Koizumi Fumiaki, Kanzawa Fumihiko, Ueda Yutaka, Koh Yasuhiro, Tsukiyama Shoji, Taguchi Fumiko, Tamura Tomohide, Saijo Nagahiro, Nishio Kazuto
Support Facility of Project Ward, National Cancer Center Hospital, Tokyo, Japan.
Int J Cancer. 2004 Jan 20;108(3):464-72. doi: 10.1002/ijc.11539.
Epidermal growth factor receptor [EGFR (HER1, erbB1)] is a receptor with associated tyrosine kinase activity, and is expressed in colorectal cancers and many other solid tumors. We examined the effect of the selective EGFR tyrosine kinase inhibitor (EGFR-TKI) gefitinib ("Iressa") in combination with the DNA topoisomerase I inhibitor CPT-11 (irinotecan) on human colorectal cancer cells. EGFR mRNA and protein expression were detected by RT-PCR and immunoblotting in all 7 colorectal cancer cell lines studied. Gefitinib inhibited the cell growth of the cancer cell lines in vitro with an IC(50) range of 1.2-160 microM by 3,(4,5-dimethyl-2-thiazolyl)-2,5-diphenyl-2H-tetrazolium bromide (MTT) assay. Lovo cells exhibited the highest level of protein and autophosphorylation of EGFR and were the most sensitive to gefitinib. The combination of gefitinib and CPT-11 induced supra-additive inhibitory effects in COLO320DM, WiDR and Lovo cells, assessed by an in vitro MTT assay. Administration of gefitinib and CPT-11 had a supra-additive inhibitory effect on WiDR cells and tumor shrinkage was observed in Lovo cell xenografts established in nude mice, whereas no additive effect of combination therapy was observed in COLO320DM cells. To elucidate the mechanisms of synergistic effects, the effect of CPT-11-exposure on phosphorylation of EGFR was examined by immunoprecipitation. CPT-11 increased phosphorylation of EGFR in Lovo and WiDR cells in time- and dose-dependent manners.

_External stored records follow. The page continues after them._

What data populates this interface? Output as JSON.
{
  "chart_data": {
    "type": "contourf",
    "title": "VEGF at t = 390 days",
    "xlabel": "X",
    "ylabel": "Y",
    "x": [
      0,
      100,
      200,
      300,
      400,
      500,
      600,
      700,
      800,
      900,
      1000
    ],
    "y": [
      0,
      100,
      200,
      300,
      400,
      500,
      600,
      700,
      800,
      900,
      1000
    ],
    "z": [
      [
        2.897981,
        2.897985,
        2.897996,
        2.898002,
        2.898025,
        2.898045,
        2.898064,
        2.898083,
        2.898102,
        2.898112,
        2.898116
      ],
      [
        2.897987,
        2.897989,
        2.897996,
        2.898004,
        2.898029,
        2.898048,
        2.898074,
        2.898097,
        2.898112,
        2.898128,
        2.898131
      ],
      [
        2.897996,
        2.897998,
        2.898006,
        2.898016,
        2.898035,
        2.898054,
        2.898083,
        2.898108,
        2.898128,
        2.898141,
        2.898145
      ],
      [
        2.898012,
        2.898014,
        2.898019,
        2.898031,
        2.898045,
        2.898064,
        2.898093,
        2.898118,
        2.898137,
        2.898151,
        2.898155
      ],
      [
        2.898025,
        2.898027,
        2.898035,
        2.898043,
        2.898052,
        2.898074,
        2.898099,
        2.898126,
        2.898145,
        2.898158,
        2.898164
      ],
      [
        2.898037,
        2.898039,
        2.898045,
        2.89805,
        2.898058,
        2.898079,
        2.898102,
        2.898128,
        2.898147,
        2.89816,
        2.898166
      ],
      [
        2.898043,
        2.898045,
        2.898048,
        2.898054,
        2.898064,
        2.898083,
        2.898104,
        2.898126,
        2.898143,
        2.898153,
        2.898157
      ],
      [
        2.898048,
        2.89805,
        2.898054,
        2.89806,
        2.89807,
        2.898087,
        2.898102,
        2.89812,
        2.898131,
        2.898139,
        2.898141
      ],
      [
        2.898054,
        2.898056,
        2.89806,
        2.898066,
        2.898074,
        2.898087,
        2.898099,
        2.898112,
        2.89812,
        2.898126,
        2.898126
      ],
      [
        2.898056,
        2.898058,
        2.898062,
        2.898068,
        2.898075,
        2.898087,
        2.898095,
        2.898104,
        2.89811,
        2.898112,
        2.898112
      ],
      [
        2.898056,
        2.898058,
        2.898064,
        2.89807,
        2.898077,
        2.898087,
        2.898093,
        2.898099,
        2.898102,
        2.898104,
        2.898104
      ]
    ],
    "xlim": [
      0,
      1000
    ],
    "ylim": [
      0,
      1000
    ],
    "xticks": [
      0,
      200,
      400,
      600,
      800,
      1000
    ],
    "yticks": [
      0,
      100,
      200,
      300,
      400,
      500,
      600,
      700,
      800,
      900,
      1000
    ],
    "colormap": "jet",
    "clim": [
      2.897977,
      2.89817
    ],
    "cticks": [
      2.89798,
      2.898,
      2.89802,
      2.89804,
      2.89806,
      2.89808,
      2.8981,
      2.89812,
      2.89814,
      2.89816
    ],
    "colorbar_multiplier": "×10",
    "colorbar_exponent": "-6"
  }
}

This EGFR activation was completely inhibited by 5 microM gefitinib and gefitinib-induced apoptosis was enhanced by combination with CPT-11, measured by PARP activation although no PARP activation was induced by 5 microM CPT-11 alone. These results suggested that these modification of EGFR by CPT-11, in Lovo cells, is a possible mechanism for the synergistic effect of CPT-11 and gefitinib. These findings imply that the EGFR-TKI gefitinib and CPT-11 will be effective against colorectal tumor cells that express high levels of EGFR, and support clinical evaluation of gefitinib in combination with CPT-11, in the treatment of colorectal cancers.

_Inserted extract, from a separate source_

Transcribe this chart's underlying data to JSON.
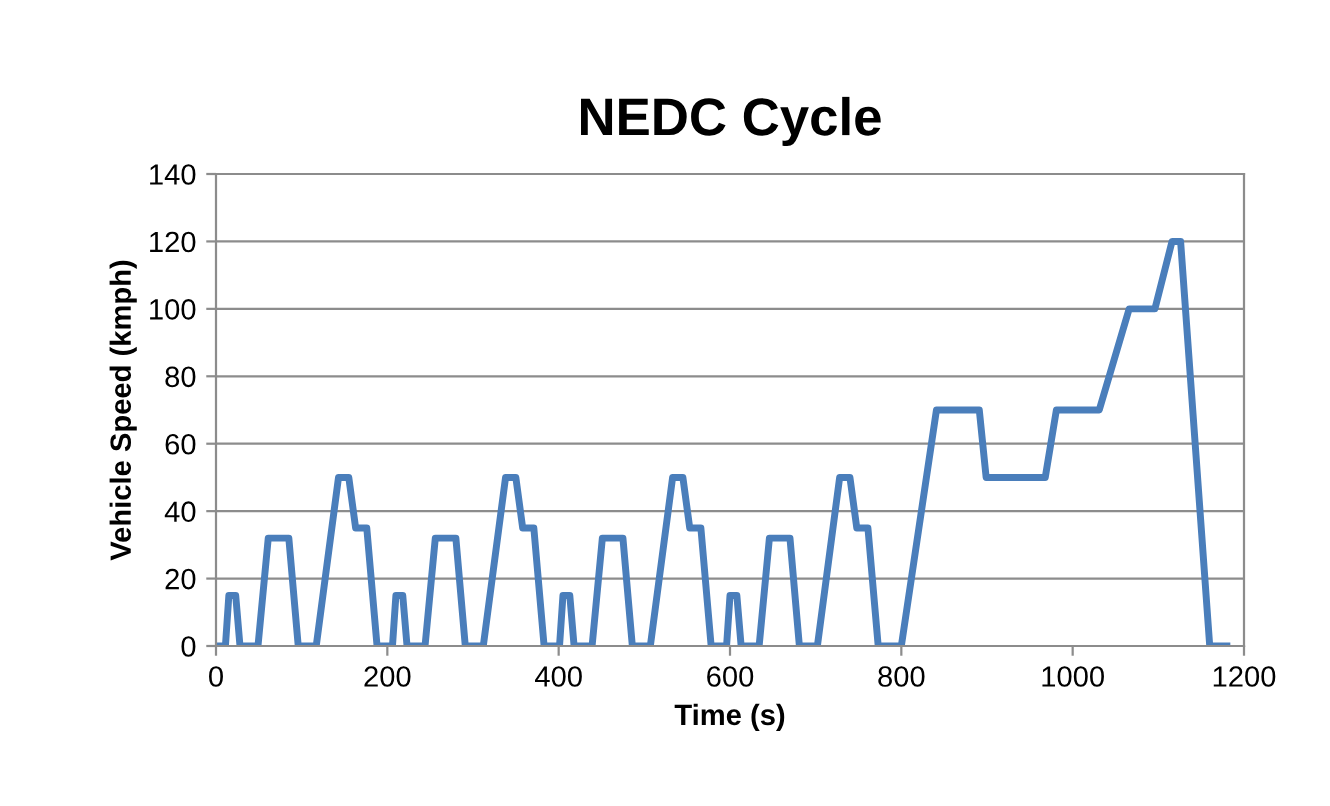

表皮生长因子受体[EGFR(HER1,erbB1)]是一种具有相关酪氨酸激酶活性的受体,在结直肠癌和许多其他实体瘤中均有表达。我们研究了选择性EGFR酪氨酸激酶抑制剂(EGFR-TKI)吉非替尼(“易瑞沙”)与DNA拓扑异构酶I抑制剂CPT-11(伊立替康)联合应用对人结直肠癌细胞的影响。通过RT-PCR和免疫印迹法检测了所研究的所有7种结直肠癌细胞系中的EGFR mRNA和蛋白表达。采用3-(4,5-二甲基-2-噻唑基)-2,5-二苯基-2H-四氮唑溴盐(MTT)法,吉非替尼在体外抑制癌细胞系的细胞生长,IC(50)范围为1.2 - 160 microM。Lovo细胞中EGFR的蛋白水平和自磷酸化水平最高,对吉非替尼最敏感。通过体外MTT法评估,吉非替尼和CPT-11联合应用在COLO320DM、WiDR和Lovo细胞中诱导了超相加抑制作用。给予吉非替尼和CPT-11对WiDR细胞具有超相加抑制作用,并且在裸鼠中建立的Lovo细胞异种移植瘤中观察到肿瘤缩小,而在COLO320DM细胞中未观察到联合治疗的相加作用。为了阐明协同作用的机制,通过免疫沉淀法检测了CPT-11作用对EGFR磷酸化的影响。CPT-11以时间和剂量依赖性方式增加了Lovo和WiDR细胞中EGFR的磷酸化。这种EGFR激活被5 microM吉非替尼完全抑制,并且通过PARP激活检测发现,与CPT-11联合应用增强了吉非替尼诱导的细胞凋亡,尽管5 microM CPT-11单独使用未诱导PARP激活。这些结果表明,在Lovo细胞中CPT-11对EGFR的这种修饰是CPT-11和吉非替尼协同作用的一种可能机制。这些发现意味着EGFR-TKI吉非替尼和CPT-11对表达高水平EGFR的结直肠肿瘤细胞将有效,并支持吉非替尼与CPT-11联合应用治疗结直肠癌的临床评估。